A systematic review and meta-analysis of treatment for hepatorenal syndrome with traditional Chinese medicine

Introduction

Hepatorenal syndrome (HRS) is a lethal complication of end-stage liver diseases, which is a functional kidney injury developing as a consequence of the severe reduction in the renal perfusion secondary to splanchnic arterial vasodilation (1). HRS can occur spontaneously or is secondary to hypovolemia and bacterial infection (2,3). The prognosis of HRS remains dismal with a median survival time of approximately 3 months (4). Terlipressin, noradrenaline, midodrine, and octreotide have been used for the treatment of HRS (5-7), which can result in splanchnic vasoconstriction and then lead to an increase in effective circulating blood volume and renal blood flow (8,9).

According to the traditional Chinese medicine (TCM) theory, HRS, which is called as bulging, is caused by the “qi” stagnation, blood stasis, and phlegm-retained fluid. The current TCM expert consensus suggests that TCM may improve liver function, delay disease progression, alleviate symptoms, and improve quality of life in HRS patients (10).

A systematic review and meta-analysis aimed to evaluate the efficacy of TCM for the treatment of HRS.

Methods

Registration

The number of registration in PROSPERO was CRD42017076055.

Search strategy

Relevant publications were searched electronically from the China National Knowledge Infrastructure (CNKI), Wanfang, VIP, PubMed, and EMBASE databases. The search items were “hepatorenal syndrome”, “traditional Chinese medicine”, “herb”, and “random”. The date of last search was September 9, 2017.

Paper selection

The eligibility criteria included: (I) patients with HRS; (II) TCM with and without conventional therapy as the TCM group; (III) conventional therapy without TCM as the control group; (IV) randomized controlled trials (RCTs); and (V) studies reporting the efficacy of TCM.
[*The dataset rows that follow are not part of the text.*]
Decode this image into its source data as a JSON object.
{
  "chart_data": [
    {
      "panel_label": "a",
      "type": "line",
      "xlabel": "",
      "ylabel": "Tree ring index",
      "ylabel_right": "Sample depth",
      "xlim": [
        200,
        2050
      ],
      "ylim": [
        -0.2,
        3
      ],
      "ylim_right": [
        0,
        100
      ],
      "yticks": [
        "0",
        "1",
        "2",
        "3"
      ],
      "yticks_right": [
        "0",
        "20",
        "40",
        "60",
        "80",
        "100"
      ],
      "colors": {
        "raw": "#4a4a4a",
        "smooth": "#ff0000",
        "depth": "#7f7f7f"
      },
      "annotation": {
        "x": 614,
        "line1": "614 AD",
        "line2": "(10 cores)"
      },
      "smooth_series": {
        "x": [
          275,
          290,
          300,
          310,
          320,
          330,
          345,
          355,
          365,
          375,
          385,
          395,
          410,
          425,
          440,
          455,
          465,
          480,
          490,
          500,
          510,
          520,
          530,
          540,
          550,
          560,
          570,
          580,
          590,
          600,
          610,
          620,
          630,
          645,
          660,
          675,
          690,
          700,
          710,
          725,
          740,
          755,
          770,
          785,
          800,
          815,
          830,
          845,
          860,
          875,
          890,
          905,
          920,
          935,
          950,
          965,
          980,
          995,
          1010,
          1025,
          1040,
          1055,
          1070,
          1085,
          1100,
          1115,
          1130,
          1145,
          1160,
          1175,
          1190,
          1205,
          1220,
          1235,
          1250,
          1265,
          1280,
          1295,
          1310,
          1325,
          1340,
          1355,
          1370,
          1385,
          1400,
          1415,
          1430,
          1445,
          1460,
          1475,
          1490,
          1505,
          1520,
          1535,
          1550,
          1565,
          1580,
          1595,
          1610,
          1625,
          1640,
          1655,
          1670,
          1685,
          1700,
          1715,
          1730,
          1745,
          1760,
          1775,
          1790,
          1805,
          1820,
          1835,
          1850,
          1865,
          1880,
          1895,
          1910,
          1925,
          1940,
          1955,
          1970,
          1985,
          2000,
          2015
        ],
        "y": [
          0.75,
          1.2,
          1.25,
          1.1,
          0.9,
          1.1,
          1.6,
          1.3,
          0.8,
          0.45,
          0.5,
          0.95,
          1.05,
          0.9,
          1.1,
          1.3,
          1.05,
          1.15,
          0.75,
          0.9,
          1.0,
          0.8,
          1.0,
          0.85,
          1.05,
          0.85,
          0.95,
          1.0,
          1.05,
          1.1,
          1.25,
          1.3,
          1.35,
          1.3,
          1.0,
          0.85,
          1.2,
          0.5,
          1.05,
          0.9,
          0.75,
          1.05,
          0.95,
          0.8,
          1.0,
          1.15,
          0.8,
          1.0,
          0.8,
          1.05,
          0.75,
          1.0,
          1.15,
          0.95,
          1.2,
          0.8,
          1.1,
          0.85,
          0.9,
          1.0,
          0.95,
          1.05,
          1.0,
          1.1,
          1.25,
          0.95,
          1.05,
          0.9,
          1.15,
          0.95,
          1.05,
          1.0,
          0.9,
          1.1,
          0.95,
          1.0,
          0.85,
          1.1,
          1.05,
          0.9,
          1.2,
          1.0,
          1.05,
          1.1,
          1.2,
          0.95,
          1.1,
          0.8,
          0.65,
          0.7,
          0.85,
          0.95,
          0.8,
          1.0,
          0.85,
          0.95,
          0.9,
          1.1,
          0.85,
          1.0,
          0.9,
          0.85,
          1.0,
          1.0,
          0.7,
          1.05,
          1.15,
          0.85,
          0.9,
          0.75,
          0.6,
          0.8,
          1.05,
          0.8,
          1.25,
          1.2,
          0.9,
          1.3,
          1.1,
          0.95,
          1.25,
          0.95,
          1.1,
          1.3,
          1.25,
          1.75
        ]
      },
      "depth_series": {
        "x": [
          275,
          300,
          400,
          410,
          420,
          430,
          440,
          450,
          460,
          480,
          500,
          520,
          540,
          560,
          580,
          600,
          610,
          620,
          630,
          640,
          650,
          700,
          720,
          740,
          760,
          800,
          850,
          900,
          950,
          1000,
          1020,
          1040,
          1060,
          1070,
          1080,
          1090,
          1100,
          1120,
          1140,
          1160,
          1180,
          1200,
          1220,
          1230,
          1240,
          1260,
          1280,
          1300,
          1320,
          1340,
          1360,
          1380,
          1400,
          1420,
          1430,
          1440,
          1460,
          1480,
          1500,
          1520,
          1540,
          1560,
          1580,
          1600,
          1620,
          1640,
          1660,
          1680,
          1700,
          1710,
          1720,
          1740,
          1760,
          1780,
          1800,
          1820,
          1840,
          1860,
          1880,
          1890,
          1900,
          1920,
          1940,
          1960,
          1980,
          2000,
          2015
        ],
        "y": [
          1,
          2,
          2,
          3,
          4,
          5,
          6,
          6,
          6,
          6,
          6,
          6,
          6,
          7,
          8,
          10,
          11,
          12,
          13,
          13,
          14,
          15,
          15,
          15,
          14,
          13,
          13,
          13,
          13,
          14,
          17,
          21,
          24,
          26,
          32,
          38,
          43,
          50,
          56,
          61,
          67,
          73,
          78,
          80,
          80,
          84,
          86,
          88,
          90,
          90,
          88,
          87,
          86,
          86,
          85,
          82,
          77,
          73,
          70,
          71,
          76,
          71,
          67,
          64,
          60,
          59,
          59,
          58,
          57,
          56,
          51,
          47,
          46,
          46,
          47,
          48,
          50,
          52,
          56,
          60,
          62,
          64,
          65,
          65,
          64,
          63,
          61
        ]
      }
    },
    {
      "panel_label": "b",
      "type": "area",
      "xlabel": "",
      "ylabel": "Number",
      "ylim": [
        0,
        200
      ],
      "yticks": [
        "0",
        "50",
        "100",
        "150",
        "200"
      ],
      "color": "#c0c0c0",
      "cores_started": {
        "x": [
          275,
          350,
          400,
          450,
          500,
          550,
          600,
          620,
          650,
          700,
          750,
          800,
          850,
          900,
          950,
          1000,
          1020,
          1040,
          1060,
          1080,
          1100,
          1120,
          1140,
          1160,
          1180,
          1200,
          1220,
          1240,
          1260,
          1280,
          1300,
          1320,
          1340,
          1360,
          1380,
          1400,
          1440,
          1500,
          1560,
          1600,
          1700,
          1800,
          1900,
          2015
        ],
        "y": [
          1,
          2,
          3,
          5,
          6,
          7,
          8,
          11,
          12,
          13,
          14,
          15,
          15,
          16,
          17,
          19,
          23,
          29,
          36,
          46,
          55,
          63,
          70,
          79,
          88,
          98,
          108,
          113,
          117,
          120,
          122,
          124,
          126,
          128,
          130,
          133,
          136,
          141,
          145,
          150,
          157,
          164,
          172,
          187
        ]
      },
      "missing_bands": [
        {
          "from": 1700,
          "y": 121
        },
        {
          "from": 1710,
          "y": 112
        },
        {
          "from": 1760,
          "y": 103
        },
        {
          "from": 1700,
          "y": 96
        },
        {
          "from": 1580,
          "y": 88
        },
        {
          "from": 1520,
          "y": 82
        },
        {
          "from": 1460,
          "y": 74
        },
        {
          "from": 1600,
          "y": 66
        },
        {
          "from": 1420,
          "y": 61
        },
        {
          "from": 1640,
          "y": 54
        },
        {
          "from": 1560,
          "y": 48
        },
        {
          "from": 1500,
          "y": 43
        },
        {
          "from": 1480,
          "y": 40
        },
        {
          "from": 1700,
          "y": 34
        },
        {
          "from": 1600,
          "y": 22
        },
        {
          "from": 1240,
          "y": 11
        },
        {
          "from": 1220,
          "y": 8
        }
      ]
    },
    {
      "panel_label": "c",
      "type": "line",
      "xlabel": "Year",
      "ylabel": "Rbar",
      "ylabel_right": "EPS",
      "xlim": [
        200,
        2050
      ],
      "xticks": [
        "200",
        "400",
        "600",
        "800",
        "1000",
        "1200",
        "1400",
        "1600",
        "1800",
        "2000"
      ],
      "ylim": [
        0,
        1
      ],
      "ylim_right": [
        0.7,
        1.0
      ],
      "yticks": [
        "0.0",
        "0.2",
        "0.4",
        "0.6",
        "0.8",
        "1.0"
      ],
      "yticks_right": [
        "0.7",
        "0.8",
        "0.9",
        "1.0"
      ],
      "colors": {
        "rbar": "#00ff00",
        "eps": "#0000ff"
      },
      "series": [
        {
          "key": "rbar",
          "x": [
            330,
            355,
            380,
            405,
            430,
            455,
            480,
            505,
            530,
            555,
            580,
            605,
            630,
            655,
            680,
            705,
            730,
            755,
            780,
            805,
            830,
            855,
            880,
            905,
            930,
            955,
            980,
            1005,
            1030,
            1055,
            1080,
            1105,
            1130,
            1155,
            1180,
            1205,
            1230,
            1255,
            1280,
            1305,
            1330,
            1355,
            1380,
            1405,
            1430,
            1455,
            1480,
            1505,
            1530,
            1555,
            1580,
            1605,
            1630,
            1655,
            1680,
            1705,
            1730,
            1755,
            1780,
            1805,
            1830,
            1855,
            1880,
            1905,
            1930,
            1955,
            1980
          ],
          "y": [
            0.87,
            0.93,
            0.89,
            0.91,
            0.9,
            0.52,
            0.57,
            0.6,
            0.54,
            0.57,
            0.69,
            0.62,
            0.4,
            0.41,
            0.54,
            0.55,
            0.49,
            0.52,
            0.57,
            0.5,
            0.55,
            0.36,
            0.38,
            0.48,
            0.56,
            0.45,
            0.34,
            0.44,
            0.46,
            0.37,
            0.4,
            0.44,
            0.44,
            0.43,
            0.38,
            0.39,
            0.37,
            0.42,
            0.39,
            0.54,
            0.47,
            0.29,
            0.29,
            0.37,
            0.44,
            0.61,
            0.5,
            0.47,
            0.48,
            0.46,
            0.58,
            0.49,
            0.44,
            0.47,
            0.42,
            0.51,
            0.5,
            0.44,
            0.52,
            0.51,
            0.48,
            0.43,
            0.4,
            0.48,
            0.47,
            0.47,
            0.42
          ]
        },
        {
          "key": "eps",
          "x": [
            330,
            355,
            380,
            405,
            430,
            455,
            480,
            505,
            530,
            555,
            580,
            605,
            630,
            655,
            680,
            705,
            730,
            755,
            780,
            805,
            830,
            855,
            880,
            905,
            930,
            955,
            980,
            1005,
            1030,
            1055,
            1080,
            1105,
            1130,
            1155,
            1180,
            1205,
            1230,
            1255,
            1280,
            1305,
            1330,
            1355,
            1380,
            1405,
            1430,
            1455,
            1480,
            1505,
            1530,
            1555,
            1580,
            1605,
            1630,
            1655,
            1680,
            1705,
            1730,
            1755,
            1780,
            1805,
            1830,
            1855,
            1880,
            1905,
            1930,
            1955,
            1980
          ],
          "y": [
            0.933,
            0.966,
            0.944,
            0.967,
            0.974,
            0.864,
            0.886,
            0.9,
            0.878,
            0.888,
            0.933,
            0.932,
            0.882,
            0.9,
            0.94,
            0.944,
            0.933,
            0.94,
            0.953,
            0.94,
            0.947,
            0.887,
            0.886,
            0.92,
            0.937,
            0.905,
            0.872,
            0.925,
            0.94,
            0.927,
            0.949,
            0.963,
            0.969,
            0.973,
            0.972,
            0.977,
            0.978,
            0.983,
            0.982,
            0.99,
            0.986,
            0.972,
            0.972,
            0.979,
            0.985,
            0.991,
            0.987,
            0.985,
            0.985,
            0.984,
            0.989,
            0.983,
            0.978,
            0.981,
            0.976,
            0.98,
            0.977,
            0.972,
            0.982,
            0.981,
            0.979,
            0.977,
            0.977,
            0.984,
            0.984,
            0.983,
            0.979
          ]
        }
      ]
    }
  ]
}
Exclusion criteria were as follows: (I) duplicate publications; (II) reviews; (III) basic researches; (IV) systematic reviews and meta-analyses; (V) irrelevant topics; (VI) unable to extract the data regarding patients with HRS; and (VII) catalogues, indexes, and conference reports. No language and publication status were limited.

Data extraction

Primary data were extracted, including characteristics of studies, baseline characteristics of patients, response of HRS, and changes of biomedical variables after the treatment. The characteristics of studies were as follows: first author, study design, year of publication, region, enrollment period, number of patients in TCM/control group, methods of intervention, treatment period, and follow-up time. The characteristics of patients were as follows: age, gender, serum creatinine, blood urea nitrogen, bilirubin, urine volume, and abdominal circumference.

Risk of bias assessment

The Cochrane Collaboration’s tool to assess the risk of bias was employed. It includes 7 domains: random sequence generation, allocation concealment, blinding of participants and personnel, blinding of outcome assessment, incomplete outcome data, selective reporting, and other bias.

Endpoints

Outcomes of interest were: (I) the death of patients with HRS; (II) the response; and (III) the changes of biomedical variables. Response was divided into complete, partial, and no response according to the definitions established by original articles.

Statistical analysis

The meta-analyses were performed by the Review Manager 5.3 (Copenhagen: The Nordic Cochrane Centre, The Cochrane Collaboration, Copenhagen, Denmark) and Stata version 12 (StataCorp, College Station, Texas, USA). Continuous data were expressed as mean ± standard deviation (SD). Random-effect model was employed. Odds ratio (OR) with 95% confidence interval (CI) was calculated for binary variables. Standardized mean difference (SMD) with 95%CI was calculated for continuous variables. P<0.05 was considered to indicate statistical significance. Heterogeneity was quantified using the Cochrane Q-test and the I² statistics. P<0.1 or I²>50% was considered to indicate a statistically significant heterogeneity. Subgroup, sensitivity, and meta-regression analyses were used to analyze the source of heterogeneity. Subgroup analyses were performed according to the type of HRS and diagnostic criteria for HRS. As the number of included studies was ≥9, we conducted meta-regression analyses. In meta-regression analyses, the covariates included publication year, type of HRS, and diagnostic criteria for HRS.

Results

Characteristics of studies

A total of 1998 studies were identified. Fourteen studies were included (11-24) (Figure 1). The sample size ranged from 25 to 140. The publication year ranged from 2004 to 2017. The publication regions were all in China. Only two studies included patients with type 2 HRS alone, and others included patients with unclassified type of HRS. Characteristics of studies were summarized in Table 1. The diagnosis of HRS was based on the International Club of Ascites (ICA) in 7 studies or other diagnostic criteria in 5 studies and was unspecified in 2 studies.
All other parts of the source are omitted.